La prière ramène le rêve à une réalité indépassable, à une matérialité sans imagination qui ne vise qu’à satisfaire les besoins basiques. Or « Aujourd’hui », comme nous l’avons vu, ne saurait se contenter d’un quotidien nu. Nous devons le transformer, chaque fois qu’il nous en est donné la possibilité, en une épiphanie qui transcenderait la misère du vivre. Cesare Pavese, le poète italien, a eu cette intuition magnifique en décrivant le « difficile métier de vivre ». Car vivre est un métier. Un travail exténuant, de tous les instants. Et pour un artiste, vivre est l’expérience d’une schizophrénie ordinaire que Gilles Deleuze a soulignée.  Créer, c’est mettre à jour l’ultime dualité. Celle de l’art lui-même : « L’esthétique souffre d’une dualité déchirante. Elle désigne d’une part la théorie de la sensibilité comme forme de l’expérience possible, et d’autre part la théorie de l’art comme réflexion de l’expérience réelle. Pour que les deux sens se rejoignent, il faut que les conditions de l’expérience en général deviennent elles-mêmes conditions de l’expérience réelle ; l’œuvre d’art, de son côté, apparaît alors comme expérimentation. » Faisons feu de tout bois. Osons ce qui n’a pas encore été osé. Entrons dans l’expérimentation pure. Celle dont le résultat est moins important que le processus. L’aujourd’hui n’est qu’un passage qui nous conduit d’hier vers demain ; un espace transitoire. Une charnière dont la fugacité et la force reposent entièrement sur son caractère éphémère. C’est l’essence de cet éphémère qui se grave ensuite dans les mémoires. Aujourd’hui est ce dont, plus tard, nous nous souviendrons.

Joseph-Francis Sumegne, Les notables

Je me souviens. J’étais venu pour tourner un film sur la création contemporaine au Cameroun. Nous avions rencontré des artistes, des poètes et des musiciens. Nous essayions de saisir l’essence même de la création dans son chaudron. Là où les choses surviennent sans que l’on n’ait rien préparé. J’avais tenu à tourner des séquences dans le palais de l’ancien président, comme une remontée dans le temps. Le voyage de Thésée à la rencontre du Minotaure. Le Palais était désaffecté depuis des années.
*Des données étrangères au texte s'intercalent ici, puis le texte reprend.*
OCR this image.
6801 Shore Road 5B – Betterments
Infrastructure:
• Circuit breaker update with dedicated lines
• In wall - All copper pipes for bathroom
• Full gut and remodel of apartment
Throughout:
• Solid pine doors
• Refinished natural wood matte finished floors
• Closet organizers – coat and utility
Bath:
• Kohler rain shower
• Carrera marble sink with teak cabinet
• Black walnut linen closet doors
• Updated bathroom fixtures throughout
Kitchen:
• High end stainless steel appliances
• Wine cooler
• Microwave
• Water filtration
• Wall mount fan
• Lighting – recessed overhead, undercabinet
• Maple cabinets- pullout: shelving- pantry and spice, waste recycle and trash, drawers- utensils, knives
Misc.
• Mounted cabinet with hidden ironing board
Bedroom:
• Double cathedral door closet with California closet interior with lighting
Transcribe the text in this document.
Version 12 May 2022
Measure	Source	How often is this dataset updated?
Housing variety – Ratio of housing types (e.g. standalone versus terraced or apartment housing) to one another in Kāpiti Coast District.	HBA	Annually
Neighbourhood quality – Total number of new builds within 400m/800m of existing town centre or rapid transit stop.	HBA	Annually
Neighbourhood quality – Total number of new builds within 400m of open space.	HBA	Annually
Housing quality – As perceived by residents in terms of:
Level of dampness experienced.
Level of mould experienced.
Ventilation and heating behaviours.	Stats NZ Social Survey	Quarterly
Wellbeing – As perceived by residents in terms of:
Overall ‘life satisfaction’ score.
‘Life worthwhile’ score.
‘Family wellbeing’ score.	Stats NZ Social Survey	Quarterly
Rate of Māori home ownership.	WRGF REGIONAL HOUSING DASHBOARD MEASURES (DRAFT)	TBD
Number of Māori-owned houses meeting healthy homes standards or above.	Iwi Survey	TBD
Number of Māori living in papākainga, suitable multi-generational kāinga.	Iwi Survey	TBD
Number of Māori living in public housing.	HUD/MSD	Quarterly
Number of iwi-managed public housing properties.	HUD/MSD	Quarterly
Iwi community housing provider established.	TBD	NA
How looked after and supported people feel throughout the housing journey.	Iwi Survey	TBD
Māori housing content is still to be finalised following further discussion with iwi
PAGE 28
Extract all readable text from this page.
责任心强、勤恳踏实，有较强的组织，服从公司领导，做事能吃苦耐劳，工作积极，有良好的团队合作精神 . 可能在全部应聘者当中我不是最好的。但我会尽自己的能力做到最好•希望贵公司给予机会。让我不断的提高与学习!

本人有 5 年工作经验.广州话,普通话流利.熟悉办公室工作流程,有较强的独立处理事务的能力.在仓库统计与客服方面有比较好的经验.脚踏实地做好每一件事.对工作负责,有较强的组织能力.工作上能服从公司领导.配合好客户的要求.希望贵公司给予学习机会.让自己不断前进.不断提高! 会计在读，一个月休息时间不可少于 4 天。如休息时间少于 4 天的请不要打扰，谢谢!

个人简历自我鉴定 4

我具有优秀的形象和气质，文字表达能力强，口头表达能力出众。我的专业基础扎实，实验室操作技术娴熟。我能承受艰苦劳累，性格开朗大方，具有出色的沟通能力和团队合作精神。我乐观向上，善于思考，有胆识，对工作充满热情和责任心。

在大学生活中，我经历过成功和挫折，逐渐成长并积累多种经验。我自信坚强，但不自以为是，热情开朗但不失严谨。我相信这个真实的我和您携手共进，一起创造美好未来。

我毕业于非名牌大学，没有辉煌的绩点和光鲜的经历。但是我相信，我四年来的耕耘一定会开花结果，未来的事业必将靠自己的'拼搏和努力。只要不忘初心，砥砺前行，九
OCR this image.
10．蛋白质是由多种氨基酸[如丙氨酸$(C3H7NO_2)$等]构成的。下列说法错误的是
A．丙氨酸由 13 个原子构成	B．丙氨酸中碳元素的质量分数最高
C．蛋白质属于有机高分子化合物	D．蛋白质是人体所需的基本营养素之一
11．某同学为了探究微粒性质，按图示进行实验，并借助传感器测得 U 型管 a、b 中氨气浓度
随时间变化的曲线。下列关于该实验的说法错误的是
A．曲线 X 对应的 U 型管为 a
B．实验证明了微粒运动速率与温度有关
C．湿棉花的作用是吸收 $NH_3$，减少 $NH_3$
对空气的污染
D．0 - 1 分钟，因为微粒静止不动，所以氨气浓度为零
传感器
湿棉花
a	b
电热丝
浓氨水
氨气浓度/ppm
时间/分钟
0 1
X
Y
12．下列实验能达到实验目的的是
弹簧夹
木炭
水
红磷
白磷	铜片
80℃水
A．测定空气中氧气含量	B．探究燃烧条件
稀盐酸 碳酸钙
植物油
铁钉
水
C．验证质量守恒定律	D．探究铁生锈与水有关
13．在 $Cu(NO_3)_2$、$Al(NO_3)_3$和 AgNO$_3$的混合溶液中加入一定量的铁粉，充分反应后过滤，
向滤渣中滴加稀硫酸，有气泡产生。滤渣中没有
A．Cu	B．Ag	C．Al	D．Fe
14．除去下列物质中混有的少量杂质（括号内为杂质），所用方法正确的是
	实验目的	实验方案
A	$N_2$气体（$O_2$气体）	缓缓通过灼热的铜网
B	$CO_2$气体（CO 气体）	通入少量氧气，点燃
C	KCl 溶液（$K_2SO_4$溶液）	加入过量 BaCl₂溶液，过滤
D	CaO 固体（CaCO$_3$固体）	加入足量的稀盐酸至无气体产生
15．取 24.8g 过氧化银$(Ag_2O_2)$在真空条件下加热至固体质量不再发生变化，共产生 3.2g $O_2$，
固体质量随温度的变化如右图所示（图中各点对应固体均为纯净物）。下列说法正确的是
Les toiles d’araignée, les meubles vermoulus, les plafonds dont les lambris se désagrégeaient et, parfois, posé à même le sol, comme le vestige d’un temps révolu, les portraits de l’ancien président, déposés ici et là et couverts de poussière, nous surprenaient. Aujourd’hui, ce bâtiment que je continue d’appeler le Palais, par une nostalgie qui ne manque pas d’ironie, est devenu le Musée national. Et c’est dans cet espace où l’on se cogne au passé à tous les angles, que nous allons faire advenir l’Aujourd’hui.

Simon Njami

Ce texte a également été publié dans le catalogue de l’exposition « Aujourd’hui ».

« Aujourd’hui », Musée national, Yaoundé, jusqu’au 20 février 2020.